Wenn hingegen kein Schätzbescheid ergeht, so tritt der Taterfolg in dem Zeitpunkt ein, in welchem der Täter bei pflichtgemäßer Erklärungsabgabe spätestens veranlagt worden wäre. Das ist der Fall, wenn die Veranlagungsarbeiten im Finanzamt für die betroffene Steuerart und des betroffenen Veranlagungszeitraumes im Großen und Ganzen abgeschlossen sind (vgl. BGH, Beschluss v. 2.11.2010 – 1 StR 544/09).
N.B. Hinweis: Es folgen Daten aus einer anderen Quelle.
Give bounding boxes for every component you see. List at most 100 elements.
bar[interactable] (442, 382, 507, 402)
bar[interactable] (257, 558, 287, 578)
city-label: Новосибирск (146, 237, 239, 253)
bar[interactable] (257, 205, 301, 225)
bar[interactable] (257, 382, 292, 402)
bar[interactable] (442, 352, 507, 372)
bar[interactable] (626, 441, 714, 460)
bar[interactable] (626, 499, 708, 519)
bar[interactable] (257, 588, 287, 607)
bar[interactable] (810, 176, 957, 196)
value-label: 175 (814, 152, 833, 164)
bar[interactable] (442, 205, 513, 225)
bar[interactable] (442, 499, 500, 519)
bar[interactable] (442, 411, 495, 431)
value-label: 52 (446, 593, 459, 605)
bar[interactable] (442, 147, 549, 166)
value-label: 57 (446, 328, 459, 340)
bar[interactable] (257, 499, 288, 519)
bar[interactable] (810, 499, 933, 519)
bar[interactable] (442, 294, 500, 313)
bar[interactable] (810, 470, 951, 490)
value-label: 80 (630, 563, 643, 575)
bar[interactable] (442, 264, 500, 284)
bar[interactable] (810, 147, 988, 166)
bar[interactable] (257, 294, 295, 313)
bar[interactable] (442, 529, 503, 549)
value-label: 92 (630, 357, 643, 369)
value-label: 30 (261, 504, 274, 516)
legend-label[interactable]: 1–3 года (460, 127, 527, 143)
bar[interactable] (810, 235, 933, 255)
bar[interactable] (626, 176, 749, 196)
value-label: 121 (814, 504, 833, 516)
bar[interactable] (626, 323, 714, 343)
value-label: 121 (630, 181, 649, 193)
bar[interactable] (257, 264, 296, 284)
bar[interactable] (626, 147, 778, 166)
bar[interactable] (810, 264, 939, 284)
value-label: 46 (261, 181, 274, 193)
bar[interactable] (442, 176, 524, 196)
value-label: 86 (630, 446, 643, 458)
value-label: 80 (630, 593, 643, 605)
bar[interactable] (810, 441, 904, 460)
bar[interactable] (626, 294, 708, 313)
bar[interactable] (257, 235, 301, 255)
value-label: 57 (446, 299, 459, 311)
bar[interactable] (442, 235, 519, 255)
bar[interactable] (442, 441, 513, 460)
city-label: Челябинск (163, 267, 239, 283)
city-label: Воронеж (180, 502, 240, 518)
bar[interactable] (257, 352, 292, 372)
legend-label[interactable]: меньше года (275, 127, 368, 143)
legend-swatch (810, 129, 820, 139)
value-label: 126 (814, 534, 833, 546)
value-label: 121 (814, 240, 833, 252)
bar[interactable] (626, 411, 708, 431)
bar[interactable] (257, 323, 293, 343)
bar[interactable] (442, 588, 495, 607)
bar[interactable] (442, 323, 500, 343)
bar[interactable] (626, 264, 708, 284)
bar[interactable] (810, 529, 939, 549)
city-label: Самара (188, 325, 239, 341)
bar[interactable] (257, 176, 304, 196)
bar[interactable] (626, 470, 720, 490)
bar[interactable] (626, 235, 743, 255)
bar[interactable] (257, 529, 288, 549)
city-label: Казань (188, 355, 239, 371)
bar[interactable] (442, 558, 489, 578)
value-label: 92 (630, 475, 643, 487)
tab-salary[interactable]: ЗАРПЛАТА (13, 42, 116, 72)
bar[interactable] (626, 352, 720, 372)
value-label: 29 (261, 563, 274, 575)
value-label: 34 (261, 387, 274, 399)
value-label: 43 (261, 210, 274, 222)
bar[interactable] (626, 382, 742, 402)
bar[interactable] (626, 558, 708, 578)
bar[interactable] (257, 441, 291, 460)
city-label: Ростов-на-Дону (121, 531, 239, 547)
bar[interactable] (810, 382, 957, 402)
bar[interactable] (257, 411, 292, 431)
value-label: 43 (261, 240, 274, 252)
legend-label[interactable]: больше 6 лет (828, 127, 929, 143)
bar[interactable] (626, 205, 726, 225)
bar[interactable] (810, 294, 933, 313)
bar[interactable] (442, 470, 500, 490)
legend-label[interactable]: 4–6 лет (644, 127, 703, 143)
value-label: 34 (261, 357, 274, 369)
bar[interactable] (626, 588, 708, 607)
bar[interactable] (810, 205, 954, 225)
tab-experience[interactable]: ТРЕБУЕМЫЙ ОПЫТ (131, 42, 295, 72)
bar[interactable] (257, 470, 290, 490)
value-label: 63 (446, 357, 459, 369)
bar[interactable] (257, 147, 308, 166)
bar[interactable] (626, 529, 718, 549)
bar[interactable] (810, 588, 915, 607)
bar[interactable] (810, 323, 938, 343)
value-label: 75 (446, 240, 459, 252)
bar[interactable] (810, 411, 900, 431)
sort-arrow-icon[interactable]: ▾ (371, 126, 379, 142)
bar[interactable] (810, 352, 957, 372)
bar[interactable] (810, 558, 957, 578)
Beispiel: Es wird hier einmal unterstellt, dass im örtlich zuständigen Finanzamt F die Veranlagungsarbeiten für den Zeitraum 2019 am 31.3.2022 zu 95% abgeschlossen worden sind. Dann würde bei einer Nichtabgabe der Einkommensteuererklärung für das Jahr 2019 am 31.3.2022 Tatvollendung eintreten.
Bei nicht fristgerechter Abgabe der Steueranmeldung (USt-Jahreserklärung oder USt-Voranmeldung) tritt die Tatvollendung bereits mit dem Ablauf des Fälligkeitszeitpunktes ein (Tipke/Kruse, AO, § 370 Rz. 97). Bei einer Abgabe unrichtiger oder unvollständiger Steueranmeldungen tritt der Taterfolg bereits mit Eingang der Anmeldung ein, da diese einer Steuerfestsetzung gleichsteht (§ 168 S. 1 AO). Wird jedoch mit der Anmeldung eine Erstattung oder Steuerherabsetzung begehrt, so kommt es zur Vollendung erst mit der Zustimmung des Finanzamtes (§ 168 S. 2 AO).
Wir klären mit unseren Mandanten im Einzelfall, welche Rechtsmittel gegen unberechtigte Schätzungen, Einziehungen und Arreste bestehen und sinnvoll sind (unter anderem, je nach Fall, Aussetzung der Vollziehung und einstweilige Anordnung sowie ggf. in der Folge von Einspruchsverfahren und Klage bis hin zu Revision).